Celebrating with my girls minutes after becoming a marathoner

Guest Blogger Luis Bueno

Around midday on Feb. 7, 2010, I felt a feeling like never before.

It was then that I had done it, had conquered the impossible. Amidst all the challenges and obstacles thrown my way, I overcame. I had the ultimate bragging rights after bagging the ultimate prize.

I was a marathoner.

While my body was a mess – every muscle protested the rigors of what I had just put them through – my heart soared, my confidence boosted, my elation skyrocketed.

Conquering a marathon is perhaps the most difficult physical task I’ve ever undertaken, one that for many years was neither a goal nor a dream of mine. Not only had I done it, having run the 2010 Surf City Marathon, but I knew it was not over. I knew I wanted more. I was instantly hooked.

Reveling in my accomplishment while trying to mask my pain after the 2010 San Francisco Marathon

Why the allure? If something so life- and soul-sucking can leave you feeling utterly and completely drained and sore for days, why come back for more?

For me, it’s the finish line.

The scene and emotions at the finish of a marathon are unique and exhilarating and makes training for and running a marathon worthwhile.

At no point is the marathon more real than at the finish. Every training run, every long run, all the pounding the body has suffered through for several months leading up to the big day and in the race itself culminates at the finish line. You’ve invested time, energy, heart, soul, blood, sweat and tears to take on the challenge, and this is where the dividends pay off from that investment.

Throughout the race, you’re gunning for the finish line. Sure, you have to divide up the race in small increments. Unless you want to be mentally defeated before you get your legs underneath you, this division is a necessity – water stations, landmarks, mile signs, time goals and other such dividers help break up the immense undertaking that is a marathon.

As the mile markers fly by, energy gels consumed and sports drinks gulped down, the finish line becomes not just an abstract, far-off destination but an actual location, the ultimate landmark.

It almost seems a bit surreal. After all, more than likely you’ve been running for anywhere near three hours, four hours, five hours, churning your legs over and over again, perhaps smiling along the way, possibly crying, and then right before you is the finish line.

After my first marathon as a pace leader, celebrated with friend and group member Ku'uipo Benson

Crowds grow larger. People you’ve never seen before and probably won’t see again are clapping for you, shouting for you, encouraging you to keep running, to stay strong, to finish. A race announcer may say your name, friends and loved ones may do the same, and then the running is over. The race is done. More cheers, more congratulatory applause and a shiny medal goes around your neck.

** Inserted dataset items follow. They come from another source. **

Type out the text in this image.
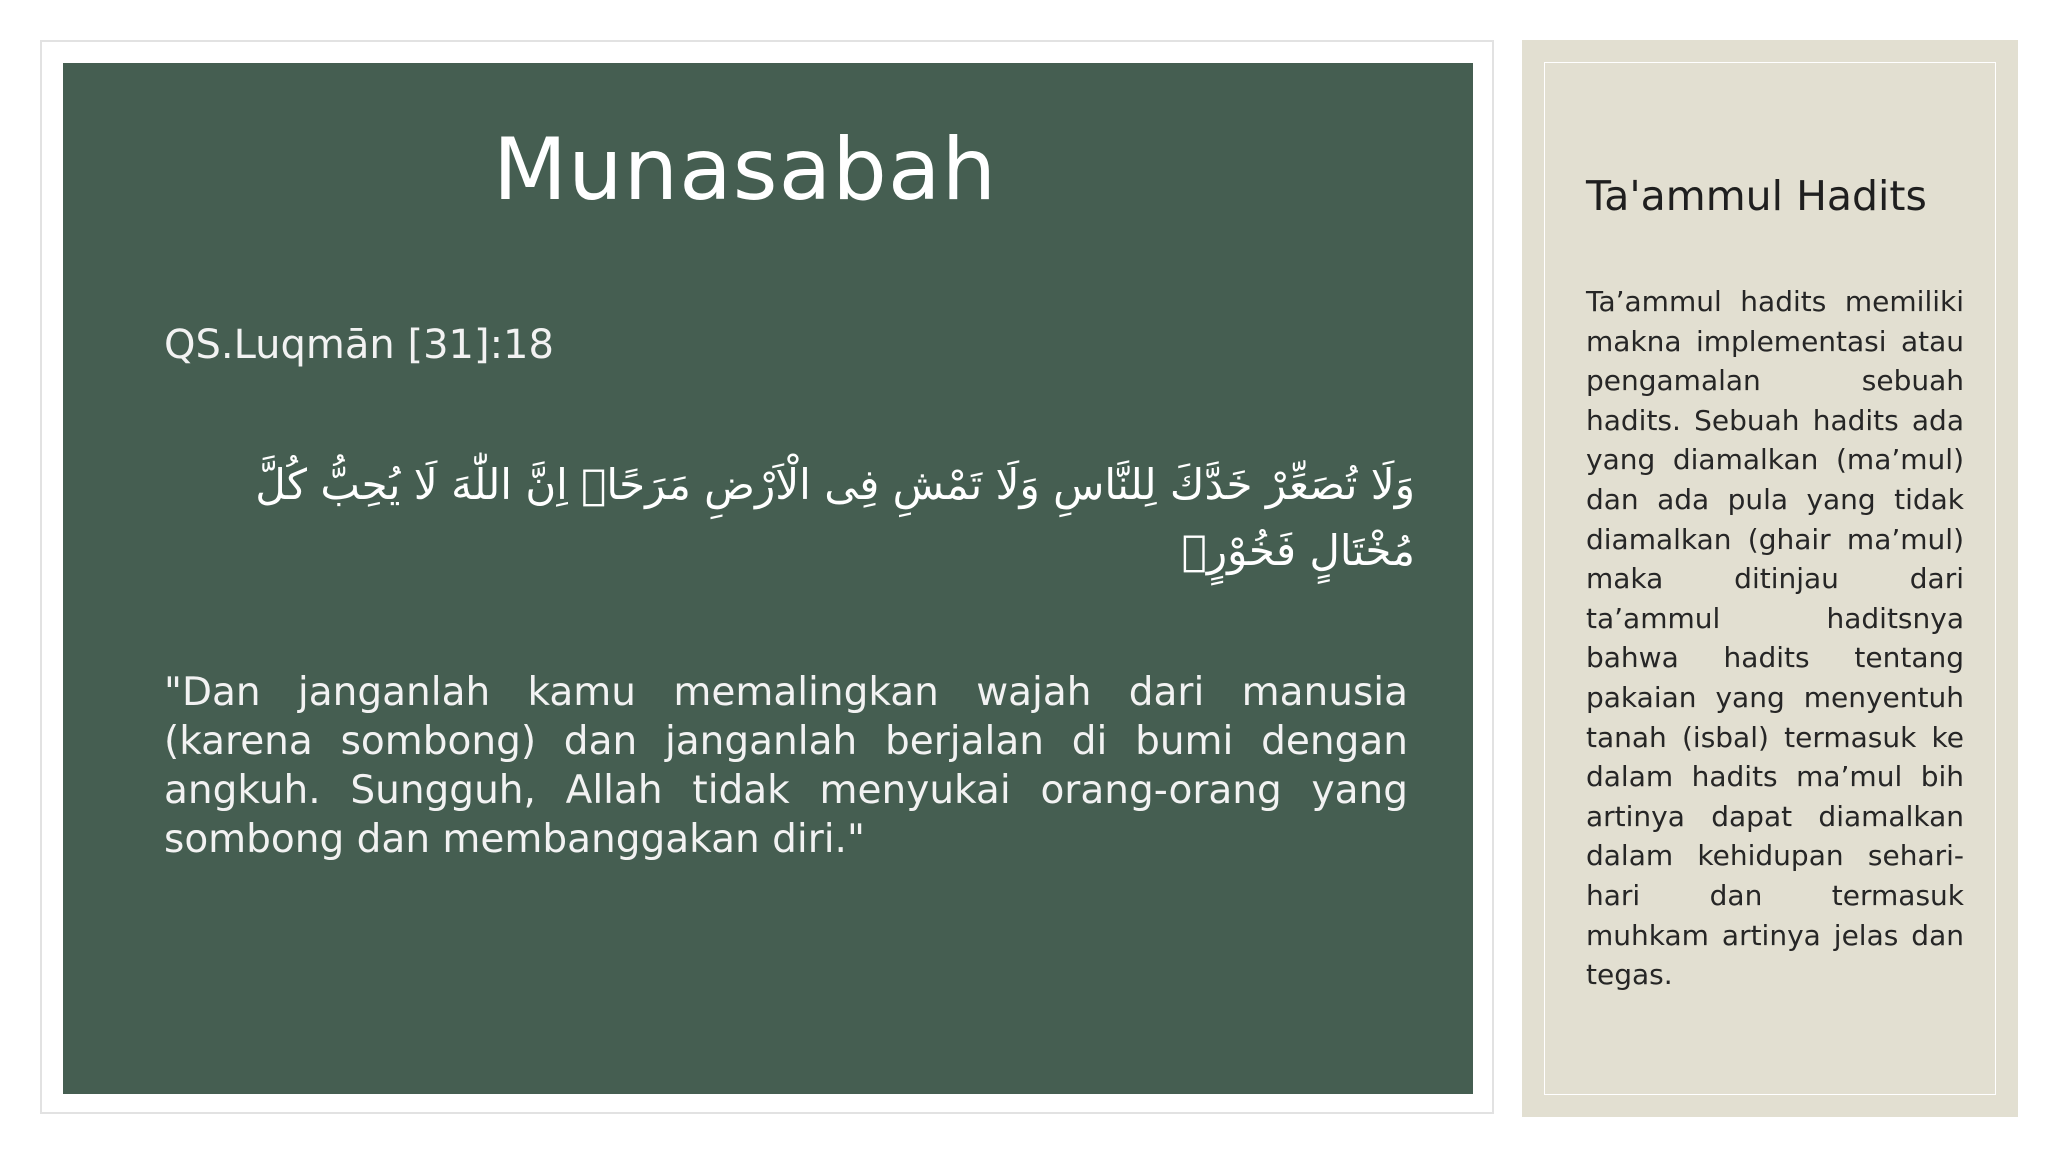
Munasabah

QS.Luqmān [31]:18

وَلَا تُصَعِّرْ خَدَّكَ لِلنَّاسِ وَلَا تَمْشِ فِى الْاَرْضِ مَرَحًاۗ اِنَّ اللّٰهَ لَا يُحِبُّ كُلَّ مُخْتَالٍ فَخُوْرٍۚ

"Dan janganlah kamu memalingkan wajah dari manusia (karena sombong) dan janganlah berjalan di bumi dengan angkuh. Sungguh, Allah tidak menyukai orang-orang yang sombong dan membanggakan diri."

Ta'ammul Hadits

Ta’ammul hadits memiliki makna implementasi atau pengamalan sebuah hadits. Sebuah hadits ada yang diamalkan (ma’mul) dan ada pula yang tidak diamalkan (ghair ma’mul) maka ditinjau dari ta’ammul haditsnya bahwa hadits tentang pakaian yang menyentuh tanah (isbal) termasuk ke dalam hadits ma’mul bih artinya dapat diamalkan dalam kehidupan sehari-hari dan termasuk muhkam artinya jelas dan tegas.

This is glory at its finest.

And I want that feeling, I want to experience that again and again.

In some ways, I feel like I enjoy this more because of my past. Aside from a brief stint as a standout T-baller in Rancho California Little League in the early 1980s, I never played sports growing up. Once out of high school, my weight got out of control as I ballooned up to more than 300 pounds, and thus never played team sports then either. I don’t possess any strong athletic ability – I have the grace of a mechanical bull on the basketball court, the touch of an ostrich on the soccer field and can throw a football as swift-looking as a helicopter missing its tail rotor.

Jumping for joy after my sixth marathon, the 2012 OC Marathon.

Having had that background and athletic ability throughout my life, it’s only natural then to feel as if I’m living through something that was never intended for me, being at places I may not have meant to have been at. To conquer a marathon is to be a strong and determined athlete, and here I am, someone who not too long ago was wearing size 44 pants. And yet I’m rubbing elbows with these elites, with these standout athletes who have done nothing but succeeded athletically their whole lives. Here we are, wearing the same medals around after the race, having run the same course and persevered through the same conditions.

The electricity I feel at the finish line is simply a reminder to me of what happens when you dream big and work hard.

And my thirst for reveling in that can never be quenched.